The difference between these languages in this case is that in Cypher we can use a Kleene star operator to find paths between any two given nodes in a graph database. In Gremlin however we will have to explicitly define all such paths. But we can use a repeat operator in Gremlin to find multiple occurrences of such explicit paths in a graph database. However, doing iterations over explicit structures in not possible in Cypher.

Brian Burns
  • 20,575
  • 8
  • 83
  • 77
Chandan Sharma
  • 121
  • 1
  • 3
9

Cypher only works for simple queries. When you start incorporating complex business logic into your graph traversals it becomes prohibitively slow or stops working altogether.

Neo4J clearly knows that Cypher isn't cutting it, because they also provide the APOC procedures which include an alternate path expander (apoc.path.expand, apoc.path.subgraphAll, etc).

Gremlin is harder to learn but it's more powerful than Cypher and APOC. You can implement any logic you can think of in Gremlin.

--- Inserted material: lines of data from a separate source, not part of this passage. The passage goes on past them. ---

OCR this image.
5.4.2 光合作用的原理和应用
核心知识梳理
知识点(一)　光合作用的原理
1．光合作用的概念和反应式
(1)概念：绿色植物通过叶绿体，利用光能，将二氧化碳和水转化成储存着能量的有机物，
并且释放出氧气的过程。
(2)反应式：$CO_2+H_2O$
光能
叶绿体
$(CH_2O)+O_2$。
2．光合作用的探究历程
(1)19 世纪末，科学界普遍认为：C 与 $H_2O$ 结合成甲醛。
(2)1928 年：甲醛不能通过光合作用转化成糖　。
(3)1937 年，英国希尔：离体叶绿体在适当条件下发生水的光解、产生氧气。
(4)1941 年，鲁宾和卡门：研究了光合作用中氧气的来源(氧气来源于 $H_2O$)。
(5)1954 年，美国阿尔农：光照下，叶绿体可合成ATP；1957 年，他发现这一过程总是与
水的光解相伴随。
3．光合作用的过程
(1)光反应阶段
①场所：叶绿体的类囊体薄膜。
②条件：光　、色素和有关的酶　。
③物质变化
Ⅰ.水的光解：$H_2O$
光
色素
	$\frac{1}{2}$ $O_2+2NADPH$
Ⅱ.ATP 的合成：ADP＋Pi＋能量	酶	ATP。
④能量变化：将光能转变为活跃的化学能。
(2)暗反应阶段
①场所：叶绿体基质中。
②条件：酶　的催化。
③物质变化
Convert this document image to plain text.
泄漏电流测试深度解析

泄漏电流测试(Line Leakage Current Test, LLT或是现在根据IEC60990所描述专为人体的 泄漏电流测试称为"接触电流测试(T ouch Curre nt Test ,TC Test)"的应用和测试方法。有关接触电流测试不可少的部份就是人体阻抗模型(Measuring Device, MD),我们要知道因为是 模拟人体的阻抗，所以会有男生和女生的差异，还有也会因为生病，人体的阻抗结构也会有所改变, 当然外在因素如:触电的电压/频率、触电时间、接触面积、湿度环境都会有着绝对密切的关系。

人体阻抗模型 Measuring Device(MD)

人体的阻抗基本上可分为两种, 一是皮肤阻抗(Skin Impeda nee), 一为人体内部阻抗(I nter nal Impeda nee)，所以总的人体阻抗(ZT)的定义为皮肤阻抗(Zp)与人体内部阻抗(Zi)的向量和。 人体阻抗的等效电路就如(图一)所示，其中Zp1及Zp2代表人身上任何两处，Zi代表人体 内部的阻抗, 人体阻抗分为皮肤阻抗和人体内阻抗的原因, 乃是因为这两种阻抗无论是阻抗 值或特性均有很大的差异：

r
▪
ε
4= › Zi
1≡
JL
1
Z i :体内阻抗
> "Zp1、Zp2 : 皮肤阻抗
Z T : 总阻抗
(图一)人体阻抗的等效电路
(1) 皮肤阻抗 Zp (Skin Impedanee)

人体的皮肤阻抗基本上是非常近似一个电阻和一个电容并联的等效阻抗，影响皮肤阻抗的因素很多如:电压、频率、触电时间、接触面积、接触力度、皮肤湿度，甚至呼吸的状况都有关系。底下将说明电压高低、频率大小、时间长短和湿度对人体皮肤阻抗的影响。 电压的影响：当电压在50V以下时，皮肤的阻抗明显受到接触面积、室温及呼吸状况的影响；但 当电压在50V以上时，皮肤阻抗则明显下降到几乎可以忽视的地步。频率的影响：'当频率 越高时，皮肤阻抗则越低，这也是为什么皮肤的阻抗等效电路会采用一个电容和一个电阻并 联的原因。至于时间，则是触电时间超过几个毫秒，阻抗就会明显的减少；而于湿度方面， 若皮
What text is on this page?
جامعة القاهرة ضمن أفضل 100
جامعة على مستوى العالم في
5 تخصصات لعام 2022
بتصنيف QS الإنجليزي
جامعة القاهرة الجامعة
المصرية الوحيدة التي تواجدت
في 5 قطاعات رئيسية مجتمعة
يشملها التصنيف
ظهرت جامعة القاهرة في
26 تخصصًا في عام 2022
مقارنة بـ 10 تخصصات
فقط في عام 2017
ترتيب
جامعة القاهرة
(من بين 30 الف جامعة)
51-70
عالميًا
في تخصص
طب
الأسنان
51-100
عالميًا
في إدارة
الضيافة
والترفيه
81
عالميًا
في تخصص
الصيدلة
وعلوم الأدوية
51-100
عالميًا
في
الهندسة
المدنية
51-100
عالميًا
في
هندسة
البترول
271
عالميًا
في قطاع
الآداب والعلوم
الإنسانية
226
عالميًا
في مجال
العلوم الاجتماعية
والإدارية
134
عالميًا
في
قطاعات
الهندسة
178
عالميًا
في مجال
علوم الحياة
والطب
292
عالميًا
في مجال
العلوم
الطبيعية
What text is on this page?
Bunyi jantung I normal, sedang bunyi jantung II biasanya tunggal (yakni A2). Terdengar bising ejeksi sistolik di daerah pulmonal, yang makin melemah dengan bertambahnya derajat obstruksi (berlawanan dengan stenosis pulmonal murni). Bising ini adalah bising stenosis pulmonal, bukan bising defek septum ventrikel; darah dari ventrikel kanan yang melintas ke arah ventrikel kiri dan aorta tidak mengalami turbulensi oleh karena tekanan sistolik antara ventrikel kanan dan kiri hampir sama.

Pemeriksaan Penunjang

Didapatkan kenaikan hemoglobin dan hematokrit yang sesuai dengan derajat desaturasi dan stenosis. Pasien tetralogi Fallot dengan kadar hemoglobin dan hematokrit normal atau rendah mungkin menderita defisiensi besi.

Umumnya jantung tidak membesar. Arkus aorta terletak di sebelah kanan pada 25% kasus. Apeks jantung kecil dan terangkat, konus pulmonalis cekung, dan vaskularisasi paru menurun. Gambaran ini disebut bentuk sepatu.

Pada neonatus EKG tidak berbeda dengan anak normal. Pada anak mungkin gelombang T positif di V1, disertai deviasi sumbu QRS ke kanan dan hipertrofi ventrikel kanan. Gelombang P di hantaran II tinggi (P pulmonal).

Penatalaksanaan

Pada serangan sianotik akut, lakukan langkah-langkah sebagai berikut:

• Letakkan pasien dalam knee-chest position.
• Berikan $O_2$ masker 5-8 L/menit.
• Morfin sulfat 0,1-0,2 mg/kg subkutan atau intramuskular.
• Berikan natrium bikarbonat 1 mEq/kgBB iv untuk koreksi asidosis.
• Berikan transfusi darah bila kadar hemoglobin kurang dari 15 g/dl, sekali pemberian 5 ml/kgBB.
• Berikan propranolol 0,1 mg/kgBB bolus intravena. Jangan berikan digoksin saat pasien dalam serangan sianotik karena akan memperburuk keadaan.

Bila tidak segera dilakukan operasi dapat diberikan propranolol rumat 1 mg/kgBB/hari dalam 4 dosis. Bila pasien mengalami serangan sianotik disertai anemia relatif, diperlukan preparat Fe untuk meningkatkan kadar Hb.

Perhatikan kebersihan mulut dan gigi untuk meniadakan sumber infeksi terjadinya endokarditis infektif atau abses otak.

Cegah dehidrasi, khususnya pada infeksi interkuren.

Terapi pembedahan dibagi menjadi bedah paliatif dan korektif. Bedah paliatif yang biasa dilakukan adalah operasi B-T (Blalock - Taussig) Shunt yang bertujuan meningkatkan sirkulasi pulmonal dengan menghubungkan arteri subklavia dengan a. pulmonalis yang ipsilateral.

I really wish Neo4J shipped with a toggleable Gremlin server (from reading around, this used to be the case). You can get Gremlin running against a live Neo4J instance, but it involves jumping through a lot of hoops. My hope is that since Neo4J's competitors are allowing Gremlin as an option, Neo4J will follow suit.

user1302130
  • 456
  • 5
  • 9
  • 1
    neo4j being the most popular graph DB in the world, I think there might be a reason why they haven't adopted gremlin yet. – Luk Aron Nov 21 '19 at 07:11
  • 7
    since you don't share what those reasons might be, I don't see any value in your comment – user1302130 Nov 21 '19 at 18:38
5

If you use gremlin, then it allow you to migrate the to different graph databases, Since most of the graph databases supports the gremlin traversal, Its good idea to chose the gremlin.

Singaravelan
  • 57
  • 1
  • 2
3

Long answer short : Use cypher for query and gremlin for traversal. You will see the response timing yourself.